Craig Cotton: "Our Close Family Got Closer."
Hurricane Ivan was the worst storm ever to hit the Alabama Gulf Coast and it came on the night that Joshua Craig Cotton was born at South Baldwin Regional Medical Center. According to Joshua Craig's Dad, Craig, the hurricane brought more than
raging winds and rain to SBRMC that night. "Our close family got closer," Craig said as he described the experience of his son's birth during a hurricane.
The Cotton family— Craig, his wife and Joshua's mother Deana, son C. J. (Craig, Jr.), age three and a half, Craig's parents Ricky and Jeanie Cotton of Orange Beach, and his sister, Nikki, a teacher at Orange Beach Elementary School— spent the entire night of Ivan at the hospital. Joshua, called J.C. by his family now, was born by Caesarean section just before the worst of the storm came ashore in Gulf Shores.
"It is very unusual for a hospital to be flexible enough to accommodate a family like ours in the middle of a major storm," Craig said, "but that is exactly what South Baldwin did. Everyone was so nice, and (SBRMC CEO) Stephen Pennington is a
really good guy. He was working so hard to meet the needs of all the patients. When the power went off around 10 p.m., he found generators and he was constantly checking on all of us."

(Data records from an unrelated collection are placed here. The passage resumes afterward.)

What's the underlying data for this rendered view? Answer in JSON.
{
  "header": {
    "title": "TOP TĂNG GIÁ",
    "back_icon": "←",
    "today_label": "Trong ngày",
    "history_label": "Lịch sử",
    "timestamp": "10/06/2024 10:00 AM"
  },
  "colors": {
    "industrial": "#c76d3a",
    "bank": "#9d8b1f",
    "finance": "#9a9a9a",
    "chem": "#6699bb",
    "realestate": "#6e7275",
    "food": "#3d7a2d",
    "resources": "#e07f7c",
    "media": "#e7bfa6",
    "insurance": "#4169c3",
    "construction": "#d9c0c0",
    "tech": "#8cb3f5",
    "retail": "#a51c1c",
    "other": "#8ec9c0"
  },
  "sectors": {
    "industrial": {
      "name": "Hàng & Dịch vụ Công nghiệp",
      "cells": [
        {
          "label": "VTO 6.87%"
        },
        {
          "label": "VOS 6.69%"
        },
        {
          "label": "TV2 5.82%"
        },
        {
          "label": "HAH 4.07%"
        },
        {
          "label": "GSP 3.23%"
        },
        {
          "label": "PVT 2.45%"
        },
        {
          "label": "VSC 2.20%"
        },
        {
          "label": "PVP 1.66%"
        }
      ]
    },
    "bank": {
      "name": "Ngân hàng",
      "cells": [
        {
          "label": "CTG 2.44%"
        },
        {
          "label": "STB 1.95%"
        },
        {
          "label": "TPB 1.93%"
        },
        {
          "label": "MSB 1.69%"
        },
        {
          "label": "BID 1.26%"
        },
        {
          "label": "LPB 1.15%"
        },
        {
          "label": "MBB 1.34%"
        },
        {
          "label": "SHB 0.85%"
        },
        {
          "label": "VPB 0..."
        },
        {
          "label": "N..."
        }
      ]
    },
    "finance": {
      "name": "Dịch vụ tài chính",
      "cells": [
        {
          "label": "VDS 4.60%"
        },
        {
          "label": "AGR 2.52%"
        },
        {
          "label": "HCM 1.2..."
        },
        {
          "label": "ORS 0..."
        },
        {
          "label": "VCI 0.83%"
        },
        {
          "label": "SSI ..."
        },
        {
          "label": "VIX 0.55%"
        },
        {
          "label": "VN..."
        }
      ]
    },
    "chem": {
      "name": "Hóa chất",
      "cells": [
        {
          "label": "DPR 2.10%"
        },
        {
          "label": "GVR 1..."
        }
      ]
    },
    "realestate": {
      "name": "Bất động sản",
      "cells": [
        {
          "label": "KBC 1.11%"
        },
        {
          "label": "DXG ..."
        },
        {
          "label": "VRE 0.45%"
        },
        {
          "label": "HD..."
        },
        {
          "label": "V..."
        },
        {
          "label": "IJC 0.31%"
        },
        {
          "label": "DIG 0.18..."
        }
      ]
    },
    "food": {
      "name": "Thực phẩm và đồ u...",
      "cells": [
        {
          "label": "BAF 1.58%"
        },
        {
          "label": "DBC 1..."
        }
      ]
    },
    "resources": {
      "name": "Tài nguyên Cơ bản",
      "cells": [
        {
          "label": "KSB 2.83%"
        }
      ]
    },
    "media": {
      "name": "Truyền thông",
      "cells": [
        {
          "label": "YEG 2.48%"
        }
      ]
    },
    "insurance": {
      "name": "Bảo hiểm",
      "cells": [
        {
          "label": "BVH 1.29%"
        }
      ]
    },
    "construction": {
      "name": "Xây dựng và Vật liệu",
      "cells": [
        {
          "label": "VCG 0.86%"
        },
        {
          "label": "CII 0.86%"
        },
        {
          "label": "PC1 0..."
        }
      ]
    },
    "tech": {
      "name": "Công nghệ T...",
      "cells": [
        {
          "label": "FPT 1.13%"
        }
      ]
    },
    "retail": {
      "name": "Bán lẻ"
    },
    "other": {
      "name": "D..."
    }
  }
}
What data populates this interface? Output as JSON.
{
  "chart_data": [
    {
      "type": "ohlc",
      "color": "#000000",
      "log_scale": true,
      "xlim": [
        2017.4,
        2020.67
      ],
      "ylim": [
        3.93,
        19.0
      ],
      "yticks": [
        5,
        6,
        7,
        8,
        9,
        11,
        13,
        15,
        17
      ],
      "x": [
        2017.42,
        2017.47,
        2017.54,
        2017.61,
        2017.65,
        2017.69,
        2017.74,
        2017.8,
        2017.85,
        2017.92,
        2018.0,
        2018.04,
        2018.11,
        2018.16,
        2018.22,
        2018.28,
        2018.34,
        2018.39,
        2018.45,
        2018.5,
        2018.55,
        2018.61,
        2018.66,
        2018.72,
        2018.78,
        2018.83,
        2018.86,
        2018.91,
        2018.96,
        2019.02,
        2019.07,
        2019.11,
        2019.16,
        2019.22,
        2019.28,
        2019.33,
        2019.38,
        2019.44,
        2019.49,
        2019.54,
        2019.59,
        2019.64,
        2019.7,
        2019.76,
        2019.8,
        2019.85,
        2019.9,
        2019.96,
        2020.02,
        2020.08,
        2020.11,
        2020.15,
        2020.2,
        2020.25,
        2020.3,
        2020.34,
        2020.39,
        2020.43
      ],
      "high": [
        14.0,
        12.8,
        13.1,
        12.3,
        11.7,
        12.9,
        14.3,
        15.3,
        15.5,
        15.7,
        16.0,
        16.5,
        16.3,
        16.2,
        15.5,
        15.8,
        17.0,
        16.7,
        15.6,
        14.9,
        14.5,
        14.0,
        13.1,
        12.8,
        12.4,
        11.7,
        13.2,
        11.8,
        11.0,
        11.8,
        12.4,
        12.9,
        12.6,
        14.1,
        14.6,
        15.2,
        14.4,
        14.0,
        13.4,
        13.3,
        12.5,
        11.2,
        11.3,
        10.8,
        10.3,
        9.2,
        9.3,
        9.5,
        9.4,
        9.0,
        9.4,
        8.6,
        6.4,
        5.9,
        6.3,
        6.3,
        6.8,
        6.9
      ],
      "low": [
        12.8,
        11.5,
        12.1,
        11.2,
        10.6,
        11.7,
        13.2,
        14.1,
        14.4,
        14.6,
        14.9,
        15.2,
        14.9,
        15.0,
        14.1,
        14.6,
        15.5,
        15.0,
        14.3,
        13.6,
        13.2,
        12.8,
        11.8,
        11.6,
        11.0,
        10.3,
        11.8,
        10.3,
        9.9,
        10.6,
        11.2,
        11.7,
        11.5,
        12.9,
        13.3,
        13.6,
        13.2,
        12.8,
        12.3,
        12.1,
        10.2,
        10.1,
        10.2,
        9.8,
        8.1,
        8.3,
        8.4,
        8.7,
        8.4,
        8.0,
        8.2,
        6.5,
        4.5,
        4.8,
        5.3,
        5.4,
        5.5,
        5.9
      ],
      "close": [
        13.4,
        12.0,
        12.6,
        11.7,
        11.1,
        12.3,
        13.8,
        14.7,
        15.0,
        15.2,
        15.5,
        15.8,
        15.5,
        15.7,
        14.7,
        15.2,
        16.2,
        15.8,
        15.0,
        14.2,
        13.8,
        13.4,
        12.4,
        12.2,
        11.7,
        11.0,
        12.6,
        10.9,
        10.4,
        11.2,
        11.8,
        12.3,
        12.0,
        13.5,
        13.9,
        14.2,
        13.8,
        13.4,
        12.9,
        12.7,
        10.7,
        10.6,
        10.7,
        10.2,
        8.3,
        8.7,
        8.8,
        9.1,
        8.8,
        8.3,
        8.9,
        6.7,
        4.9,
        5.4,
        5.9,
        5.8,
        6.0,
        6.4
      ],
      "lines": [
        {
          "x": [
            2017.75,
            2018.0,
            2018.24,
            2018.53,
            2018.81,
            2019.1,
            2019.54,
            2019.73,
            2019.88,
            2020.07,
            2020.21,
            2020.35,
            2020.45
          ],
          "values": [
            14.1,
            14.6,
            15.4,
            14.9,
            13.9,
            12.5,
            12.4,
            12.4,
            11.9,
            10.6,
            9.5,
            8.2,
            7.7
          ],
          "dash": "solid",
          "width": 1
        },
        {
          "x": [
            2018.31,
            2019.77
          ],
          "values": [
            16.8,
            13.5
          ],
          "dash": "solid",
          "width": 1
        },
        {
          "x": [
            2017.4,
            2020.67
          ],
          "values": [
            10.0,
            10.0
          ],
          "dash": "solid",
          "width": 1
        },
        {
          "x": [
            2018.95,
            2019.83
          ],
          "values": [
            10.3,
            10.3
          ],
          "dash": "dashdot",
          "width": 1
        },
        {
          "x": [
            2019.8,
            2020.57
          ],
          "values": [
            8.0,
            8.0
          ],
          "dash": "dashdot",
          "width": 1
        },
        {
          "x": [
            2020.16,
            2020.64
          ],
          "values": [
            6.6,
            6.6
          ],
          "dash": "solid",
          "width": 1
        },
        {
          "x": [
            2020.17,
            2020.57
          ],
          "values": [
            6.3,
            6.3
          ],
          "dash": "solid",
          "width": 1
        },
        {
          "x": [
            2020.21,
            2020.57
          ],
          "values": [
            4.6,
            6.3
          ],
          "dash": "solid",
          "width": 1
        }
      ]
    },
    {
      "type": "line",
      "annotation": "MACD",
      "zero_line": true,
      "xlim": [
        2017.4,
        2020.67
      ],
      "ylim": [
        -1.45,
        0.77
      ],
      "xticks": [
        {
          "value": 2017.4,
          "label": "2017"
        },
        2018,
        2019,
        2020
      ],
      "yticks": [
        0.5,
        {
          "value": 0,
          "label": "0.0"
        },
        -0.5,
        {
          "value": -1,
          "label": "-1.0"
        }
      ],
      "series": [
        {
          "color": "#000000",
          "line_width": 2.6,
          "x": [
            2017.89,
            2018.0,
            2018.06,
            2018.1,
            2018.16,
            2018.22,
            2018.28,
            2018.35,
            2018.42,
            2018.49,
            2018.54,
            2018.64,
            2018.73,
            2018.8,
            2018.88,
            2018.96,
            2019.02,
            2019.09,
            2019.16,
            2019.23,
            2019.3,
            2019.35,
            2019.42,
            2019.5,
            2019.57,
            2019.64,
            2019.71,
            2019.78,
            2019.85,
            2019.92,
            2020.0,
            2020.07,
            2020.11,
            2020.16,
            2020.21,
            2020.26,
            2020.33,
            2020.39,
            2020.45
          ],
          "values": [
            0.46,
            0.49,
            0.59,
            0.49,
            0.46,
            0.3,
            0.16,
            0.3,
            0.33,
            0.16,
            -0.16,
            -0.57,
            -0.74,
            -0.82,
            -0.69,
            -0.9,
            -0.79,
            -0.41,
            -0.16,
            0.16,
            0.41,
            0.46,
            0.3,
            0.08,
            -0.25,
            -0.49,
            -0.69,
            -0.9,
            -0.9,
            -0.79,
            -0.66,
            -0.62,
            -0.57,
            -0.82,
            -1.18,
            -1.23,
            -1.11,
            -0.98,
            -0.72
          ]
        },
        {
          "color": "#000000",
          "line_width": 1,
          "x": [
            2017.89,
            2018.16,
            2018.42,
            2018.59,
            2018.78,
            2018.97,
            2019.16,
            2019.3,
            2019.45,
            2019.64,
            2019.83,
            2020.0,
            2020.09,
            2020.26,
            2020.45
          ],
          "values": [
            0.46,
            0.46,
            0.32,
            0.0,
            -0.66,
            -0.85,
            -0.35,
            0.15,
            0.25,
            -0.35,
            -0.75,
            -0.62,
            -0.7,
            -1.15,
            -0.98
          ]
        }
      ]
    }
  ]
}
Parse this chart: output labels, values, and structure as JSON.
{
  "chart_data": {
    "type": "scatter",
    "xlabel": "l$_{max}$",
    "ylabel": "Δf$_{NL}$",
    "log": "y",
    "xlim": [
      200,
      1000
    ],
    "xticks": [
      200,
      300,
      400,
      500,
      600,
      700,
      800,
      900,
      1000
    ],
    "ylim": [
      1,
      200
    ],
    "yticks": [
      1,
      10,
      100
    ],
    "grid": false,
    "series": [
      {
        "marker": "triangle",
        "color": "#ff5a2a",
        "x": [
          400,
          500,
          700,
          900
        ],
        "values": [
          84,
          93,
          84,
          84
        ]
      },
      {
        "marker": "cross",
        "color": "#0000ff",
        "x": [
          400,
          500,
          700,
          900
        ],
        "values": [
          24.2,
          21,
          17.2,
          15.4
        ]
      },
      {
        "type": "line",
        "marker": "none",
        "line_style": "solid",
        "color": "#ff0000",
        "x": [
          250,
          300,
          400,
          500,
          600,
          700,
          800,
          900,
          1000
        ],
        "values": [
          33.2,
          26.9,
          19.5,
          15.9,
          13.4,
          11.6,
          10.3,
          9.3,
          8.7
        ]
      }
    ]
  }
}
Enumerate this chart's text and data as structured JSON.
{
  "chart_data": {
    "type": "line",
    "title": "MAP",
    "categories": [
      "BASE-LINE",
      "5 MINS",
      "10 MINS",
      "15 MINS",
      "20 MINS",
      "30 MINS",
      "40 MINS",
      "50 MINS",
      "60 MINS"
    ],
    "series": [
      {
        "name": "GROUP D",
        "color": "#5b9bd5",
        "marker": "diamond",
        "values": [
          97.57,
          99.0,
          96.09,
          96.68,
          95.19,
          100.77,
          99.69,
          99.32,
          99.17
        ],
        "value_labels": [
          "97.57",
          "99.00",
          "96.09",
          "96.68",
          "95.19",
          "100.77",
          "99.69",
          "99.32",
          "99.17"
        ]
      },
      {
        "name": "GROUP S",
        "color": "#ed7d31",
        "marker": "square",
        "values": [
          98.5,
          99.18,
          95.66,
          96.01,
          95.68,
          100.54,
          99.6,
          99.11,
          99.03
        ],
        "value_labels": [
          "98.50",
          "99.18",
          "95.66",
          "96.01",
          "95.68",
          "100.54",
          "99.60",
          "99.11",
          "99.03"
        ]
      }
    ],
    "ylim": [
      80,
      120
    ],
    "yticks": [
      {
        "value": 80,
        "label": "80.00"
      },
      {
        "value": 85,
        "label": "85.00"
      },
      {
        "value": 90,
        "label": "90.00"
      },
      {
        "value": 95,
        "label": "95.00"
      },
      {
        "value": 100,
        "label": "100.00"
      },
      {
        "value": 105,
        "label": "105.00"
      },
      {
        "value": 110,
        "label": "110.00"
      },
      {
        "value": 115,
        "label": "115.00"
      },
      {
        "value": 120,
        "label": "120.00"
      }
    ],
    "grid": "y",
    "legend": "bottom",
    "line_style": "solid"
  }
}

The Cotton's story actually began on the Tuesday before Ivan struck early Thursday morning, Sept. 16. Deana had been given a due date of Sept. 17 and she knew her baby would be delivered by C-section. She and Craig also knew that Hurricane Ivan would hit the Gulf Coast somewhere. That night, Deana felt some pressure, but she wasn't concerned because the storm had not yet turned toward the Alabama Coast.
On Wednesday morning, Deana's contractions were about 20 minutes apart, and Craig decided "we needed to do something."
So he put his wife, his young son and his Mom in the car and told them to go to the hospital. Then he and his Dad set about boarding up their homes and their rental houses in Elberta and Orange Beach. They talked to Dr. James West, Deana's
obstetrician, who said they were doing the right thing.
"I knew the women and the children were safe because they were with Stephen at the hospital," Craig said, and the later it got the more the hurricane started steering itself toward us." Craig said that he remembered that the birth of his first son, C.J., also by C-section, went rapidly. J.C.'s birth also went rapidly. Craig's Mom called him and asked, "Where are you?" Two minutes later, she called again and asked, "What do you want me to do?"
As it turned out, Craig's Mom was with Deana when J.C. was born, and Craig got to the hospital just as nurses walked out of the operating room with J.C. Then, the whole family settled in to spend the night at the hospital because as Craig put it, "there is no separating us—if one goes, we all go. "They moved us to the Outpatient Services waiting room for safety later and let us take our pillows and blankets and crash there," Craig said. "I passed Stephen several times going in and out of the Emergency Room while he was looking after people. "
When Deana and Craig returned home, they found holes in the roof. no sewer, water on the floor and no electricity. Craig, who is Construction Manager for the City of Foley, hooked up two generators and put Deana, C.J. and J.C. in one bedroom where they stayed until the power came on nine days later. "I know a little bit about a lot of things, but not a lot about one thing, so I figured out how to hook up a generator to the sewer grinder pump enough to empty the tank. It was integrity-building time," Craig said.
In spite of their birthing experience during Ivan, Craig and Deana plan to have more children at SBRMC. "In the last few years, that hospital has been turned around," Craig said. "It still gets a bad rap from some people because of long-past experiences, but it shouldn't because it is just an excellent hospital now, and Stephen Pennington is a true leader. I don't know how we can every repay them for the way they helped us on that night."